In light of recent events, including historic achievements in the advance of civil liberties, coupled with reminders that inequalities and injustices persist, In|Dignity brings our community together to share personal stories of hurt, frustration, revelation, and hope.
The title – “In|Dignity” – is a double entendre, simultaneously reading as the single word “indignity” and two separate words, “in dignity.” These two meanings capture what the exhibition explores: experiences with oppression, discrimination, and prejudice, and simultaneously the pride and self-respect that we must have for ourselves and for others facing marginalization.
The exhibition centers on the life experiences of Inland Empire community members, told in their own words and arranged into seven thematic sections. The narratives are brought to life through audio, personal mementos, and documentary photography.
It is the curators’ vision that engagement with personal stories of stigmatized and marginalized “others” will break down barriers of misunderstanding and self-defense, inspire empathy, and instill a pledge for personal and societal change.
When organic materials are transformed into stony concretions, we say that they have become petrified. Our ideas about groups of people can undergo a similar process, metaphorically, as stereotypes become so ingrained that they seem like absolute truth. In this section, community members share personal stories that can help to soften preconceived notions about groups and individuals who our social upbringing often tells us to fear, to disparage, and to avoid.
What we look like is, in many ways, who we are.

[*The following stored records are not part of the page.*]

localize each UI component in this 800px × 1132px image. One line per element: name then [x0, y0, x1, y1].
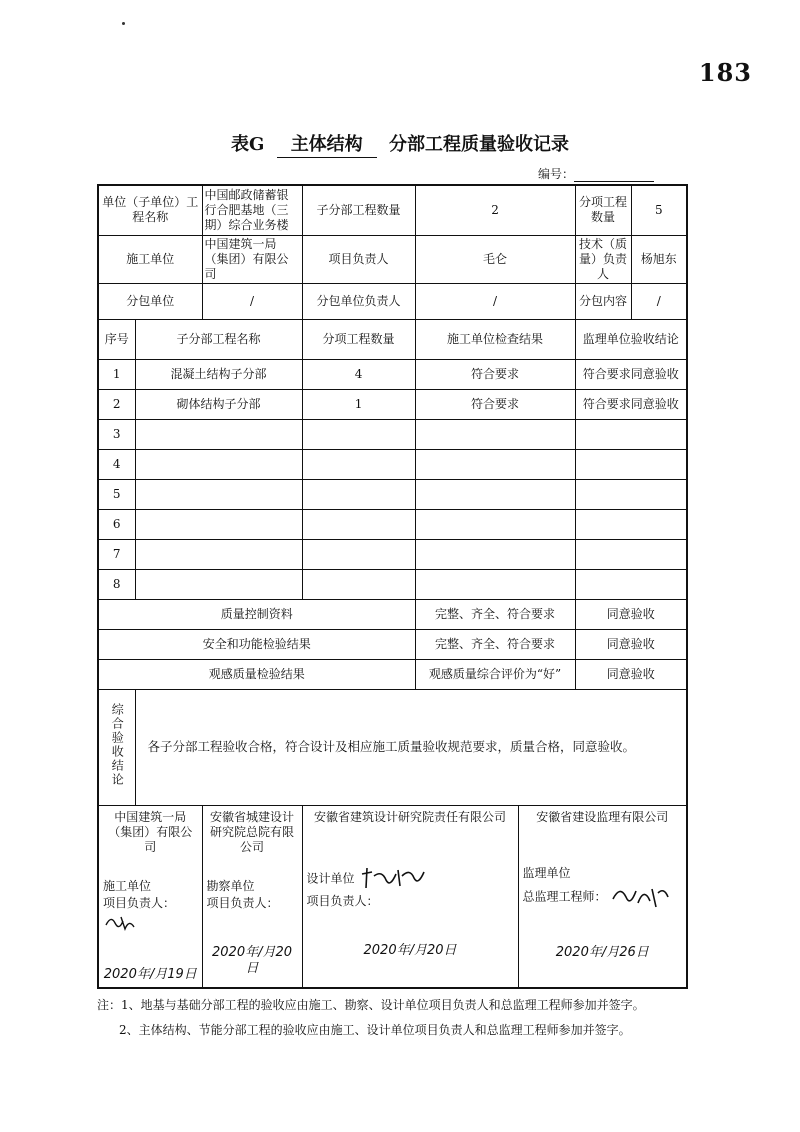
col-header-accept: 监理单位验收结论	[575, 319, 687, 359]
row-name: 混凝土结构子分部	[135, 359, 302, 389]
unit-name-label: 单位（子单位）工程名称	[98, 185, 202, 235]
row-check	[415, 479, 575, 509]
sign-date: 2020年/月19日	[103, 966, 197, 982]
sign-person-label: 总监理工程师：	[522, 889, 607, 903]
sign-unit-name: 安徽省建筑设计研究院责任有限公司	[314, 809, 507, 824]
title-suffix: 分部工程质量验收记录	[388, 134, 569, 155]
sign-role: 施工单位	[103, 878, 152, 893]
signature-row	[98, 805, 687, 988]
acceptance-form	[97, 184, 688, 989]
tech-value: 杨旭东	[631, 235, 687, 283]
doc-number	[538, 165, 654, 182]
row-count	[302, 449, 415, 479]
table-row	[98, 449, 687, 479]
doc-number-blank	[574, 169, 654, 182]
conclusion-label: 综合验收结论	[110, 703, 125, 787]
row-check	[415, 539, 575, 569]
summary-accept: 同意验收	[575, 599, 687, 629]
col-header-no: 序号	[98, 319, 135, 359]
row-name	[135, 479, 302, 509]
col-header-name: 子分部工程名称	[135, 319, 302, 359]
row-accept	[575, 419, 687, 449]
row-check: 符合要求	[415, 359, 575, 389]
sign-person-label: 项目负责人：	[306, 893, 379, 908]
tech-label: 技术（质量）负责人	[575, 235, 631, 283]
item-count-value: 5	[631, 185, 687, 235]
row-name	[135, 569, 302, 599]
row-accept	[575, 569, 687, 599]
row-count	[302, 539, 415, 569]
subcontractor-value: /	[202, 283, 302, 319]
signature-block-supervision	[518, 805, 687, 988]
row-no: 2	[98, 389, 135, 419]
pm-value: 毛仑	[415, 235, 575, 283]
handwritten-signature	[610, 883, 670, 911]
sign-role: 监理单位	[522, 865, 571, 880]
summary-check: 观感质量综合评价为“好”	[415, 659, 575, 689]
summary-row	[98, 599, 687, 629]
title-prefix: 表G	[231, 134, 265, 155]
row-count	[302, 509, 415, 539]
sign-person	[307, 894, 514, 909]
table-row	[98, 539, 687, 569]
row-no: 4	[98, 449, 135, 479]
col-header-check: 施工单位检查结果	[415, 319, 575, 359]
constructor-label: 施工单位	[98, 235, 202, 283]
unit-name-value: 中国邮政储蓄银行合肥基地（三期）综合业务楼	[202, 185, 302, 235]
page-number: 183	[698, 58, 752, 87]
summary-row	[98, 629, 687, 659]
row-accept: 符合要求同意验收	[575, 389, 687, 419]
scan-speck	[122, 22, 125, 25]
doc-number-label: 编号：	[538, 167, 575, 181]
row-check: 符合要求	[415, 389, 575, 419]
row-no: 8	[98, 569, 135, 599]
row-name	[135, 509, 302, 539]
footnote-1: 注：1、地基与基础分部工程的验收应由施工、勘察、设计单位项目负责人和总监理工程师参加并签字。	[97, 998, 645, 1012]
row-no: 3	[98, 419, 135, 449]
table-row	[98, 389, 687, 419]
row-count	[302, 479, 415, 509]
row-no: 1	[98, 359, 135, 389]
summary-row	[98, 659, 687, 689]
table-row	[98, 509, 687, 539]
handwritten-signature	[103, 911, 137, 933]
summary-label: 观感质量检验结果	[98, 659, 415, 689]
table-row	[98, 419, 687, 449]
sign-date: 2020年/月26日	[555, 944, 649, 960]
sign-role-label: 设计单位	[306, 871, 355, 885]
sign-date: 2020年/月20日	[363, 942, 457, 958]
signature-block-survey	[202, 805, 302, 988]
footnotes	[97, 993, 697, 1043]
footnote-2: 2、主体结构、节能分部工程的验收应由施工、设计单位项目负责人和总监理工程师参加并签字。	[119, 1023, 631, 1038]
sign-unit-name: 安徽省城建设计研究院总院有限公司	[210, 809, 295, 854]
row-count	[302, 569, 415, 599]
handwritten-signature	[358, 866, 428, 892]
sign-person	[103, 896, 198, 933]
row-count: 1	[302, 389, 415, 419]
row-accept	[575, 479, 687, 509]
summary-check: 完整、齐全、符合要求	[415, 599, 575, 629]
summary-accept: 同意验收	[575, 659, 687, 689]
row-accept: 符合要求同意验收	[575, 359, 687, 389]
row-name	[135, 419, 302, 449]
signature-block-constructor	[98, 805, 202, 988]
summary-accept: 同意验收	[575, 629, 687, 659]
row-accept	[575, 539, 687, 569]
form-title	[0, 130, 800, 158]
sign-person	[523, 883, 683, 911]
row-check	[415, 509, 575, 539]
sub-pm-value: /	[415, 283, 575, 319]
sub-content-value: /	[631, 283, 687, 319]
constructor-value: 中国建筑一局（集团）有限公司	[202, 235, 302, 283]
sign-role: 勘察单位	[206, 878, 255, 893]
sign-person-label: 项目负责人：	[206, 895, 279, 910]
row-no: 5	[98, 479, 135, 509]
table-row	[98, 359, 687, 389]
sign-person	[207, 896, 298, 911]
row-name: 砌体结构子分部	[135, 389, 302, 419]
table-row	[98, 479, 687, 509]
sign-unit-name: 安徽省建设监理有限公司	[536, 809, 669, 824]
sub-count-label: 子分部工程数量	[302, 185, 415, 235]
subcontractor-label: 分包单位	[98, 283, 202, 319]
row-count	[302, 419, 415, 449]
sign-date: 2020年/月20日	[212, 944, 293, 976]
summary-label: 质量控制资料	[98, 599, 415, 629]
row-check	[415, 449, 575, 479]
row-name	[135, 449, 302, 479]
sign-person-label: 项目负责人：	[103, 895, 176, 910]
table-row	[98, 569, 687, 599]
sub-count-value: 2	[415, 185, 575, 235]
sign-role	[307, 866, 514, 892]
item-count-label: 分项工程数量	[575, 185, 631, 235]
row-check	[415, 569, 575, 599]
row-count: 4	[302, 359, 415, 389]
pm-label: 项目负责人	[302, 235, 415, 283]
title-underlined-field: 主体结构	[277, 130, 377, 158]
col-header-count: 分项工程数量	[302, 319, 415, 359]
conclusion-text: 各子分部工程验收合格，符合设计及相应施工质量验收规范要求，质量合格，同意验收。	[135, 689, 687, 805]
sign-unit-name: 中国建筑一局（集团）有限公司	[108, 809, 193, 854]
row-accept	[575, 509, 687, 539]
summary-label: 安全和功能检验结果	[98, 629, 415, 659]
row-check	[415, 419, 575, 449]
row-no: 7	[98, 539, 135, 569]
sub-content-label: 分包内容	[575, 283, 631, 319]
signature-block-design	[302, 805, 518, 988]
row-name	[135, 539, 302, 569]
summary-check: 完整、齐全、符合要求	[415, 629, 575, 659]
row-no: 6	[98, 509, 135, 539]
sub-pm-label: 分包单位负责人	[302, 283, 415, 319]
row-accept	[575, 449, 687, 479]
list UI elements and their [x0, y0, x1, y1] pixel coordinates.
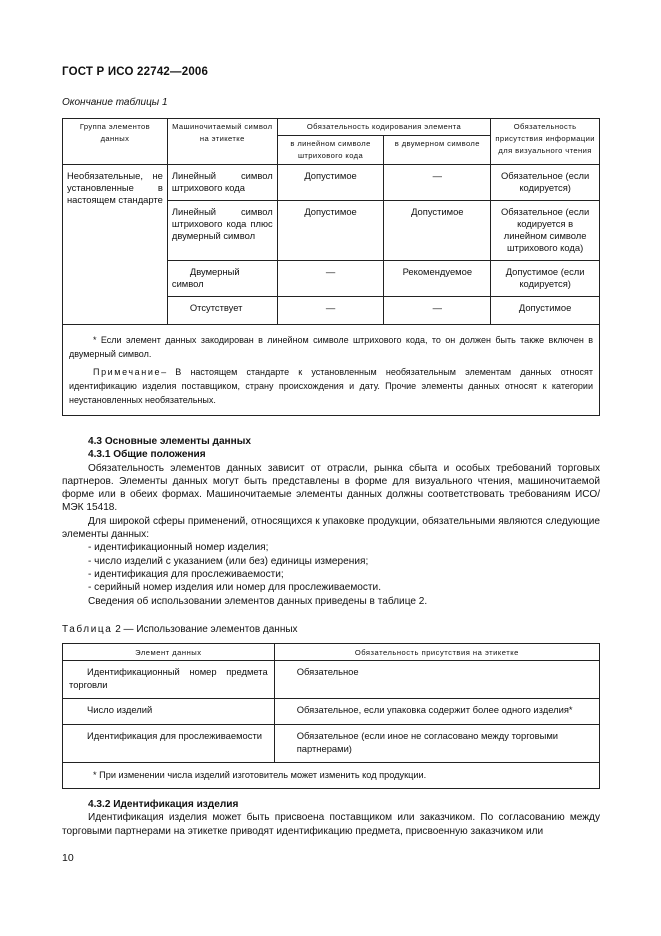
list-item: - серийный номер изделия или номер для прослеживаемости. — [88, 582, 381, 594]
cell-group: Необязательные, не установленные в настоящем стандарте — [63, 165, 168, 325]
table-1 — [62, 118, 600, 416]
cell-element: Идентификационный номер предмета торговли — [63, 661, 275, 699]
section-4-3-2 — [62, 798, 600, 838]
cell-presence: Допустимое (если кодируется) — [491, 261, 600, 297]
table-2-footnote: * При изменении числа изделий изготовитель может изменить код продукции. — [63, 763, 600, 789]
note-text: – В настоящем стандарте к установленным необязательным элементам данных относят идентификацию изделия поставщиком, страну происхождения и дату. Прочие элементы данных относят к категории неустановленных необязательных. — [69, 367, 593, 405]
cell-linear: Допустимое — [277, 201, 384, 261]
table-notes — [63, 325, 600, 416]
th-linear: в линейном символе штрихового кода — [277, 136, 384, 165]
paragraph: Для широкой сферы применений, относящихся к упаковке продукции, обязательными являются следующие элементы данных: — [62, 515, 600, 541]
cell-presence: Обязательное (если иное не согласовано между торговыми партнерами) — [274, 725, 599, 763]
document-header: ГОСТ Р ИСО 22742—2006 — [62, 66, 209, 78]
cell-linear: — — [277, 261, 384, 297]
cell-presence: Обязательное, если упаковка содержит более одного изделия* — [274, 699, 599, 725]
cell-element: Идентификация для прослеживаемости — [63, 725, 275, 763]
cell-presence: Допустимое — [491, 297, 600, 325]
paragraph: Сведения об использовании элементов данных приведены в таблице 2. — [88, 595, 428, 607]
table-2-caption — [62, 624, 298, 635]
heading-4-3-1: 4.3.1 Общие положения — [88, 449, 206, 461]
paragraph: Обязательность элементов данных зависит от отрасли, рынка сбыта и особых требований торговых партнеров. Элементы данных могут быть представлены в форме для визуального чтения, машиночитаемой форме или в обеих формах. Машиночитаемые элементы данных должны соответствовать требованиям ИСО/МЭК 15418. — [62, 462, 600, 514]
cell-twod: — — [384, 165, 491, 201]
cell-symbol: Двумерный символ — [167, 261, 277, 297]
th-group: Группа элементов данных — [63, 119, 168, 165]
page-number: 10 — [62, 852, 74, 864]
table-2 — [62, 643, 600, 789]
table-footnote: * Если элемент данных закодирован в линейном символе штрихового кода, то он должен быть также включен в двумерный символ. — [69, 335, 593, 359]
cell-presence: Обязательное (если кодируется) — [491, 165, 600, 201]
cell-symbol: Отсутствует — [167, 297, 277, 325]
th-element: Элемент данных — [63, 644, 275, 661]
section-4-3 — [62, 435, 600, 608]
cell-twod: — — [384, 297, 491, 325]
cell-linear: — — [277, 297, 384, 325]
heading-4-3: 4.3 Основные элементы данных — [88, 436, 251, 447]
cell-symbol: Линейный символ штрихового кода — [167, 165, 277, 201]
th-symbol: Машиночитаемый символ на этикетке — [167, 119, 277, 165]
list-item: - число изделий с указанием (или без) единицы измерения; — [88, 555, 369, 567]
caption-label: Таблица — [62, 624, 113, 635]
th-twod: в двумерном символе — [384, 136, 491, 165]
note-label: Примечание — [93, 367, 162, 377]
cell-twod: Допустимое — [384, 201, 491, 261]
list-item: - идентификационный номер изделия; — [88, 542, 269, 554]
paragraph: Идентификация изделия может быть присвоена поставщиком или заказчиком. По согласованию между торговыми партнерами на этикетке приводят идентификацию предмета, присвоенную заказчиком или — [62, 812, 600, 837]
cell-element: Число изделий — [63, 699, 275, 725]
cell-linear: Допустимое — [277, 165, 384, 201]
table-note — [69, 365, 593, 407]
cell-twod: Рекомендуемое — [384, 261, 491, 297]
list-item: - идентификация для прослеживаемости; — [88, 568, 284, 580]
table-continuation-label: Окончание таблицы 1 — [62, 97, 168, 108]
heading-4-3-2: 4.3.2 Идентификация изделия — [88, 799, 239, 810]
cell-presence: Обязательное (если кодируется в линейном символе штрихового кода) — [491, 201, 600, 261]
th-presence: Обязательность присутствия на этикетке — [274, 644, 599, 661]
caption-text: 2 — Использование элементов данных — [115, 624, 298, 635]
cell-presence: Обязательное — [274, 661, 599, 699]
th-encoding: Обязательность кодирования элемента — [277, 119, 491, 136]
cell-symbol: Линейный символ штрихового кода плюс двумерный символ — [167, 201, 277, 261]
th-presence: Обязательность присутствия информации для визуального чтения — [491, 119, 600, 165]
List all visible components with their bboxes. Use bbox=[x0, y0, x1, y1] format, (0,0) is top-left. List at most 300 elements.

Our bodies can determine how others perceive us, the groups that we belong to, and our opportunities in life. Identities can also inscribe themselves on our bodies, transforming physical appearances to match self-perceptions. In this section, community members consider how our bodies can bind us and free us, and how outward appearances can reveal and conceal what is inside of us.
Color | Lines
The way that an object reflects or emits light determines its color. The resultant spectrum can be measured scientifically, using wavelengths. But the meanings of pigmentations, hues, and shades are socially determined. In this section, community members illuminate the significance of color in their lives – including how color can be used to divide, to unite, and to celebrate humanity.
For some individuals, being visibly marked as “other” results in marginalization, disregard, and other daily affronts to their humanity. For others, the same challenges arise because they are not seen. While often dreamt of as a superpower, being invisible can feel profoundly disempowering. In this section, community members reflect on how being ignored, hidden, or muted has impacted their identities and lived experiences.
Stones May Rot
The title for this section comes from the Samoan proverb “Stones may rot, but words do not.” The saying forces attention to the impact of words, which can seep into our souls, etch themselves upon our hearts, and scar our psyches for years – lifetimes – beyond the original utterance. In this section, community members share how words have impacted their self-perceptions, and propelled their life decisions, in the moment and over time.
I Raise Up My Voice
Feminism is the pursuit of political, economic, and social equality of the sexes. Because it is so often women who are marginalized – underpaid, relegated to procreative and service roles, denied political representation, and excluded from educational opportunities – feminism is often synonymous with women’s rights. In this section, community members consider the societal expectation of women, and share their experiences breaking the mold and crafting opportunities for empowerment, self-definition, and advancement.
Those who perceive the negative impacts of discrimination, prejudice, and other forms of bias are often moved to do something about it. By staying informed through self-education, becoming an ally, and supporting the individuals who are doing the difficult and sometimes dangerous work of representing their communities, you too can play a role in social justice. In this section, community members share their experiences, wisdom, and requests for your support.